There in the cities, humanity is in the melting pot, we say; and the figure is that of countless specializations dissolved in one general mass. We revert to type individually, but we advance to type collectively. Unquestionably this collective advance is a part of experience. But it is not an ultimate of experience. Somewhere there beyond, shining, is a new individualism, whose incarnations shall flow to no melting pot, but instead shall cling together, valued for their differentiation, and like a certain precious form of life, low in the scale, shall put out a thousand filaments, and presently move away together, a unit.
Already the individual experiences this progression – that is, he does if he does! – and, through his own unique value, wins back in later life to that simplicity which is every one’s birthright. It is Nietzsche’s threefold metamorphosis of the spirit: First the camel, then the lion, last the child. What if, standing in that simplicity, at the point where humanity is most in type, the village does open the social and artistic outlook of To-morrow?

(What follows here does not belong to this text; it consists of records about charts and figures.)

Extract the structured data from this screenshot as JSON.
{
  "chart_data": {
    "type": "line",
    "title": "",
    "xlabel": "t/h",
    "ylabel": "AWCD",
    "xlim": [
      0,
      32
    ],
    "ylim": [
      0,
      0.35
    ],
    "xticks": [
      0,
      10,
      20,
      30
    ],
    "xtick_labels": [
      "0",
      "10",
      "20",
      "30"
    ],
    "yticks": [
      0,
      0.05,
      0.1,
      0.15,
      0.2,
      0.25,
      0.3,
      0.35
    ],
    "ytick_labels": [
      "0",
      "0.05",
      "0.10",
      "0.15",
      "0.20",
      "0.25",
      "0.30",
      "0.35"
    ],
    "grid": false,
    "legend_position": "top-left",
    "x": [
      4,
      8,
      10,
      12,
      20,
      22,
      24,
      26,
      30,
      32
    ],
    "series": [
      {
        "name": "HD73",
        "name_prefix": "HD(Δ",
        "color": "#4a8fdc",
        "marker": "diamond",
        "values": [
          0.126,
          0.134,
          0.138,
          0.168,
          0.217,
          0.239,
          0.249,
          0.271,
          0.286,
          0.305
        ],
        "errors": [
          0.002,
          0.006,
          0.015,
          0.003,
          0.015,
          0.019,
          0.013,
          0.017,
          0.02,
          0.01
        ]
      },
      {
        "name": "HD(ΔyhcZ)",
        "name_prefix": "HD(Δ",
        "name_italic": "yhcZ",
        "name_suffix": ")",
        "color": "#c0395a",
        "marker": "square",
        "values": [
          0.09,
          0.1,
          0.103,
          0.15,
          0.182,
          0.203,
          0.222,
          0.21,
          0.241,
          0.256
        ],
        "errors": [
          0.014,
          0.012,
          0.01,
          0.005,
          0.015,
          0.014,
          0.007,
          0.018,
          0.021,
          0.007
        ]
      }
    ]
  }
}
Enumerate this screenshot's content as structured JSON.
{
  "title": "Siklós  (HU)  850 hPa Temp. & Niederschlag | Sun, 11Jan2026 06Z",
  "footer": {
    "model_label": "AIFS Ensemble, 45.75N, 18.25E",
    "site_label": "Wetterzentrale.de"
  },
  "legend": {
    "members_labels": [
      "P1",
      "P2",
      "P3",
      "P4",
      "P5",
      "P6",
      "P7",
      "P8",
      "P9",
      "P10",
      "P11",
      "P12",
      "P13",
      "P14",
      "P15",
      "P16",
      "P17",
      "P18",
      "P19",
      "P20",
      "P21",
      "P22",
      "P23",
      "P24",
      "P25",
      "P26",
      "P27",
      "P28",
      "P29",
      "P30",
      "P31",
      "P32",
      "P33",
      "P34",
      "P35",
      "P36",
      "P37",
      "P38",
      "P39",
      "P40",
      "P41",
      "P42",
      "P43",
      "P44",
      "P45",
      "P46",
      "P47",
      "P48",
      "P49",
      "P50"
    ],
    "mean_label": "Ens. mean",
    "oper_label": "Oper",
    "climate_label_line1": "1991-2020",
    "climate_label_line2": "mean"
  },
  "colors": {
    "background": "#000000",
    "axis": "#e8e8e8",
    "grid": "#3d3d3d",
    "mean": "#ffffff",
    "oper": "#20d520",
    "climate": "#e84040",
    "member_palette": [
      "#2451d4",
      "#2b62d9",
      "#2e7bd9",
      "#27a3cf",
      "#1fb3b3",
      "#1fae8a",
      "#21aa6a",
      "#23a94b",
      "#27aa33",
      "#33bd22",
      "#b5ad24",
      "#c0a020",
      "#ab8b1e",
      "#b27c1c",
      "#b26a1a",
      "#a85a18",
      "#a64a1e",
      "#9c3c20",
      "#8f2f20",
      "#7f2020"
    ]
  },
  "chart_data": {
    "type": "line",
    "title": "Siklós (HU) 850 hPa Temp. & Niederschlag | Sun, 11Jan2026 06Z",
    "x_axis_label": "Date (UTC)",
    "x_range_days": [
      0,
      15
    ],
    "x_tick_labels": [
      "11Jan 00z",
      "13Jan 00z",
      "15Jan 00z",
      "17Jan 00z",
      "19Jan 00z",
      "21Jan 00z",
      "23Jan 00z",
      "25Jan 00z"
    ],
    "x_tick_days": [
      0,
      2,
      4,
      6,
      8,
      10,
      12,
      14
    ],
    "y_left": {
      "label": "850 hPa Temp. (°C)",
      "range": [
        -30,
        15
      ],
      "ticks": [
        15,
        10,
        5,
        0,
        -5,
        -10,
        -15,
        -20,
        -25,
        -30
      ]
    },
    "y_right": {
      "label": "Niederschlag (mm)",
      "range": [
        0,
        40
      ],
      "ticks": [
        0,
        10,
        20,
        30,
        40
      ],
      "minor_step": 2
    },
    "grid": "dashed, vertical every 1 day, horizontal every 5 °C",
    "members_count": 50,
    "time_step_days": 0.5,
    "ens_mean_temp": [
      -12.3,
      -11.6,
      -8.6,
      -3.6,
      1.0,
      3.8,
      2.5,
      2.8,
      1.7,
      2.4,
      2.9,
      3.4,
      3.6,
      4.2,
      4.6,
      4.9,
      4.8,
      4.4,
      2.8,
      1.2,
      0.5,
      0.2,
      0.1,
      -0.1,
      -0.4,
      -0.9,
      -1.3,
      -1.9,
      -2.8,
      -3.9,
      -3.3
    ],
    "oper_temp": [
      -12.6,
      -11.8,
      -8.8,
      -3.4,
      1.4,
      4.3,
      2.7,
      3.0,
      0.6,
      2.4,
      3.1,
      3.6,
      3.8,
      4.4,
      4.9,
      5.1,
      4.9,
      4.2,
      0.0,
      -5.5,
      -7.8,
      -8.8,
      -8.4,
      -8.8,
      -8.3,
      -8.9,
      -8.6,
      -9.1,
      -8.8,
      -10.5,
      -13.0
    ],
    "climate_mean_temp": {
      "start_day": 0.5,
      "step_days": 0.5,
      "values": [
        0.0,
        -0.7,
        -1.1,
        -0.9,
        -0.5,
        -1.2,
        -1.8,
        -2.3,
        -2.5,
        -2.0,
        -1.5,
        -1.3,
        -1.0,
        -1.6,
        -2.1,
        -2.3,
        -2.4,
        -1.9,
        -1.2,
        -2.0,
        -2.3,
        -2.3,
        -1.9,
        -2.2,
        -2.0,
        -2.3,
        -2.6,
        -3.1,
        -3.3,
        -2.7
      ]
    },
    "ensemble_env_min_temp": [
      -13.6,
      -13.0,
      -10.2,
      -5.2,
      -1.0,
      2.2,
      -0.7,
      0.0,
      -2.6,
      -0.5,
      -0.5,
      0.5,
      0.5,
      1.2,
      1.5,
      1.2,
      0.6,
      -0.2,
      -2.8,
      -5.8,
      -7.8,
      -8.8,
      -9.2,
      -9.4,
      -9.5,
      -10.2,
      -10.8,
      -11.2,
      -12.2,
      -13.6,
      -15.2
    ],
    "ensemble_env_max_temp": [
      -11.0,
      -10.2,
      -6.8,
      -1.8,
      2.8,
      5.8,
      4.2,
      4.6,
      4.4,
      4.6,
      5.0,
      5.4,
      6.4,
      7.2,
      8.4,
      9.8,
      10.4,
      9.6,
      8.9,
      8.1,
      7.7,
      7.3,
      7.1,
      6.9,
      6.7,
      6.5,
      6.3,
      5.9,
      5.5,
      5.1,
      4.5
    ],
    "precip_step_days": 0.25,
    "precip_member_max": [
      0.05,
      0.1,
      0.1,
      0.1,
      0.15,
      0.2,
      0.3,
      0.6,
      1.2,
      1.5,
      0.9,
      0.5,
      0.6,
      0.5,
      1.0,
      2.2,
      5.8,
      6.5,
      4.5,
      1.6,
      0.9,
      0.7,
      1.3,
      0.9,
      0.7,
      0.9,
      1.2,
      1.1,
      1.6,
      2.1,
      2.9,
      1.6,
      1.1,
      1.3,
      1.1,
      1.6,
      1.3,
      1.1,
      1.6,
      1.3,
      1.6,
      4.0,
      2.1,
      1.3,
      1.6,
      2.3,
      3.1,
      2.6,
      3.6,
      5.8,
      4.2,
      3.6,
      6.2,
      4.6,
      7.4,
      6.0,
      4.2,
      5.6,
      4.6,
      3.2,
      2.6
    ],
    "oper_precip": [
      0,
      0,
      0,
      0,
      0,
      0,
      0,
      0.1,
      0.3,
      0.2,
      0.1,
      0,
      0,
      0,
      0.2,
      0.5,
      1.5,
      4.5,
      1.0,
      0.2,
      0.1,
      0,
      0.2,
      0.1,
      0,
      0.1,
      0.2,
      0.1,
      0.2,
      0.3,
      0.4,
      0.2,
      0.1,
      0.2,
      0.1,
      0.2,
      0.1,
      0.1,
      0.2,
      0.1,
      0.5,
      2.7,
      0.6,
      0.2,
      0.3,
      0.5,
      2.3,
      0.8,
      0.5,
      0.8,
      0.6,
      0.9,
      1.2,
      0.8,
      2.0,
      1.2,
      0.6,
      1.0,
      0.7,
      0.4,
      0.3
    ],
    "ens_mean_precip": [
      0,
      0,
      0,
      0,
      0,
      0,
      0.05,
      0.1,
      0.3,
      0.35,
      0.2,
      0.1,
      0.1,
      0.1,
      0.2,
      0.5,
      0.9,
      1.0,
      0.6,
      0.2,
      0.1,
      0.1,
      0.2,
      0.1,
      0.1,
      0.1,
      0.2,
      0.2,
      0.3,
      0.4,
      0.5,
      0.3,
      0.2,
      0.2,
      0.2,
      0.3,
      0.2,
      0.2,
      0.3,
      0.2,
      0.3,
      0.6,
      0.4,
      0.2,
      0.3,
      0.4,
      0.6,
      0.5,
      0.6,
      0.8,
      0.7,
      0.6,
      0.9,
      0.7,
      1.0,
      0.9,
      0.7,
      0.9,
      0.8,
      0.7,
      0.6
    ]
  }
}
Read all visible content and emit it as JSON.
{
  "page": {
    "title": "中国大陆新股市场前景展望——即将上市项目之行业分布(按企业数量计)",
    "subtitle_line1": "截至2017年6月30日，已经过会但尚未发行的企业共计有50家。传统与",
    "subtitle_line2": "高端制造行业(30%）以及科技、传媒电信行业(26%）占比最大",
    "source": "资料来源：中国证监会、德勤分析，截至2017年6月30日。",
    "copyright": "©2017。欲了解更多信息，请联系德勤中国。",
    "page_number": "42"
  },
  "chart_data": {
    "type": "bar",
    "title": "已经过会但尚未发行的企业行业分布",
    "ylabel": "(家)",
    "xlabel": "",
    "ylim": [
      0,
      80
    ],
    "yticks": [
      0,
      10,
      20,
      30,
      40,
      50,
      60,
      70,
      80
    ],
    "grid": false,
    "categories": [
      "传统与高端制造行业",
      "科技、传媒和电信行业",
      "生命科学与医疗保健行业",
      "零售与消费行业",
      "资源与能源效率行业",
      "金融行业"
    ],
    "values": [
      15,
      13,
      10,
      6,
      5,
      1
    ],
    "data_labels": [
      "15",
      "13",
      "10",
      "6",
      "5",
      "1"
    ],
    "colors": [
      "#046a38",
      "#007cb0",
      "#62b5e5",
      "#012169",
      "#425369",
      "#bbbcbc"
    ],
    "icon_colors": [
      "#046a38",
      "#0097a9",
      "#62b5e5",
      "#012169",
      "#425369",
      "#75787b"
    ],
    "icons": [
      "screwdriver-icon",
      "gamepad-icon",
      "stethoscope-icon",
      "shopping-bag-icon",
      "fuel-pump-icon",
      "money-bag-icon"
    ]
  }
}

Some of us believe. Some of us say: “What if the federation of the world is to begin in the little towns? What if it is beginning there now…”
“A village is nothing but a little something broke off from a city,” says Calliope Marsh, “only it never started in hitched to the city in the first place. And that makes all the difference.”
It is Calliope Marsh who tells, in her own speech, these Neighborhood Stories. And if she were given to selecting texts, I think that she would have selected one which says that life is something other than that which we believe it to be.
A GREAT TREE
I never had felt so much like Christmas, said Calliope Marsh, as I did that year.
“I wish’t,” I says, when it got ’most time, “I wish’t I knew somebody to have a Christmas tree with.”
“Well, Calliope Marsh,” says Mis’ Postmaster Sykes, looking surprised-on-purpose, the way she does, “ain’t there enough poor and neglected folks in this world to please anybody?”
“I didn’t say have a Christmas tree for,” I says back at her; “I says have one with.”
“I don’t know what you mean by that difference,” she says, “I’m sure.”
“I donno,” I says, “as I know either. But there is a difference, somewhere. I’d kind of like to have a tree with folks this year.”
“Why don’t you help on your church tree?” Mis’ Sykes ask’ me. “They’re going to spend quite a little money on theirs this year.”
“I hate to box Christmas up in a church,” I says.